MAINE, USA — It's no secret that Maine is home to plenty of wild animals, but in the springtime, your chances of encountering one of them are at their highest.
"There's a lot going on in the woods right now and you're more likely than ever to see wildlife," Maine Department of Inland Fisheries and Wildlife spokesperson Mark Latti.
Latti says as animals come out of hibernation in search of food, our chances of spotting wildlife in the woods and in our backyards are heightened.
"As the weather warms up, there's more and more food available," said Latti. Animals with newborns are also beginning to explore as well, greatly increasing your chances of spotting something while you're out on a walk.
Of course, with more animals out and about, the chances of encountering a rabid animal increase too.
According to data from the Maine Department of Health and Human Services, 15 animals have already tested positive for rabies in Maine in 2021.
"Rabies is a terrible disease. We do still see it in the area in some wild animals," said Dr. Alexandra Settele, a veterinarian with the Animal Welfare Society in Kennebunk.

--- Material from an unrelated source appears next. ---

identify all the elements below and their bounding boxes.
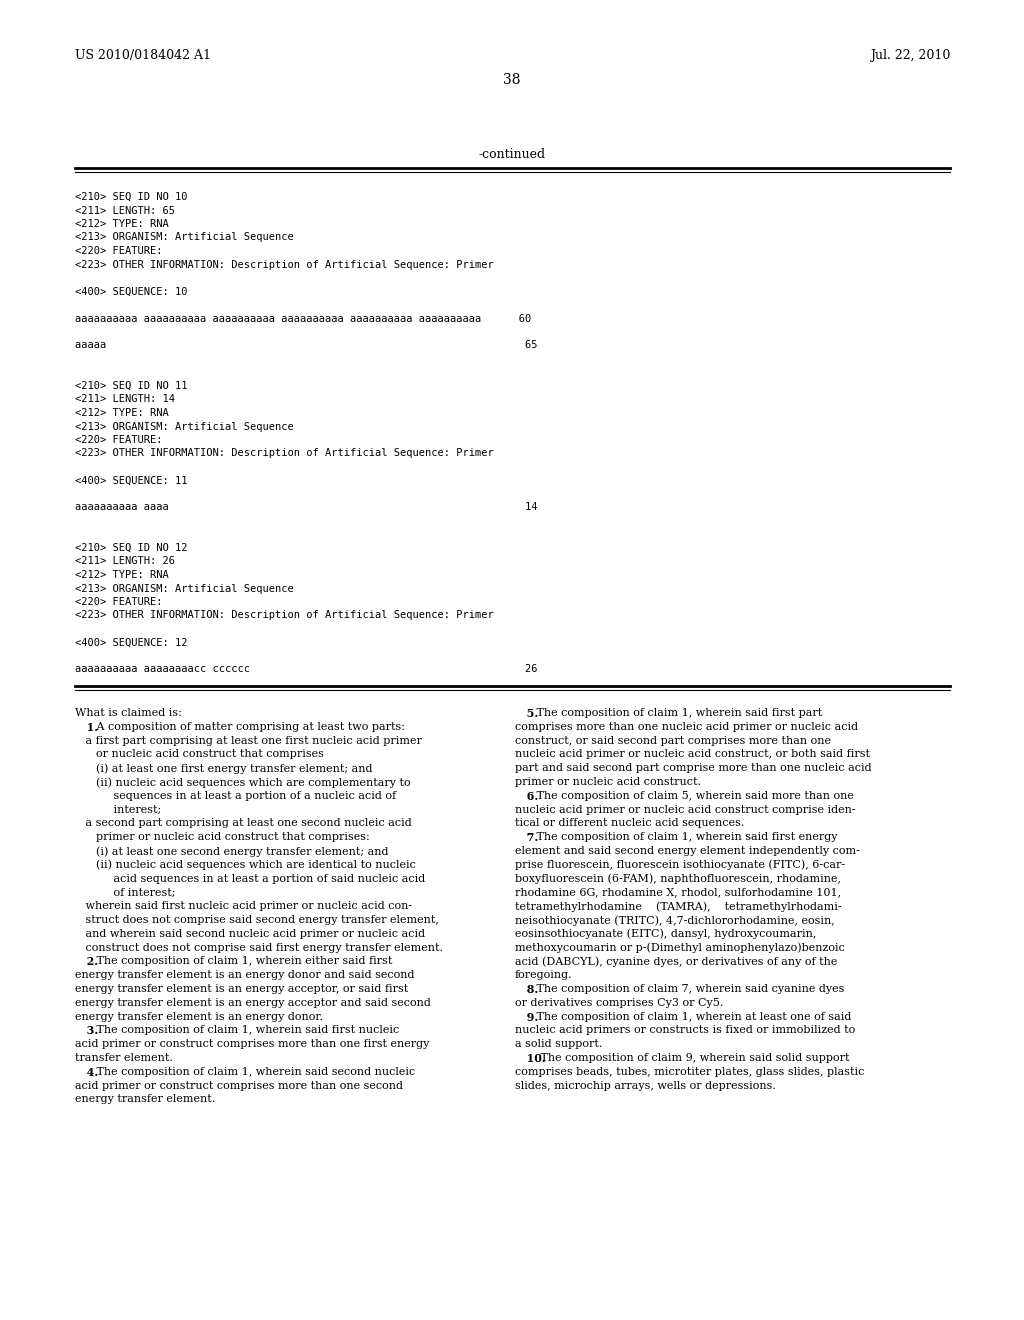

In an effort to help keep pets safe, as wildlife emerges this spring, the Animal Welfare Society hosted a free rabies vaccine clinic for dogs on Saturday. More than 100 dog owners brought their pets to the clinic in Kennebunk to be vaccinated. Rabies vaccinations are required by Maine law for dogs and cats.
"It is untreatable, it is fatal and can be passed to people," said Settele.
Settele and Latti both encourage rabies vaccinations for pets. The Animal Welfare Society plans to host additional rabies vaccine clinics this year, and appointments can be scheduled with their office for vaccinations outside of clinic times.
Even if your animals have received the rabies vaccine, wildlife experts say it's important to still be vigilant for possible rabid animals.
"The most unusual thing you will see with an animal that is rabid is they are aggressive. If you see an animal being aggressive towards you, the best thing to do is call 9-1-1" said Latti.
Latti says by calling dispatch, you alert an animal control officer or game warden of the situation.
Another way of protecting you and your pets close to home is by removing bird feeders, and storing trash in locations animals cannot get to.
"Take in those bird feeders, rake up the seed that's down there. If you feed your pets outdoors, bring the food inside. Store the trash securely," said Latti.
The experts say the best thing you can do to stay safe, is keep your distance and let the animals be.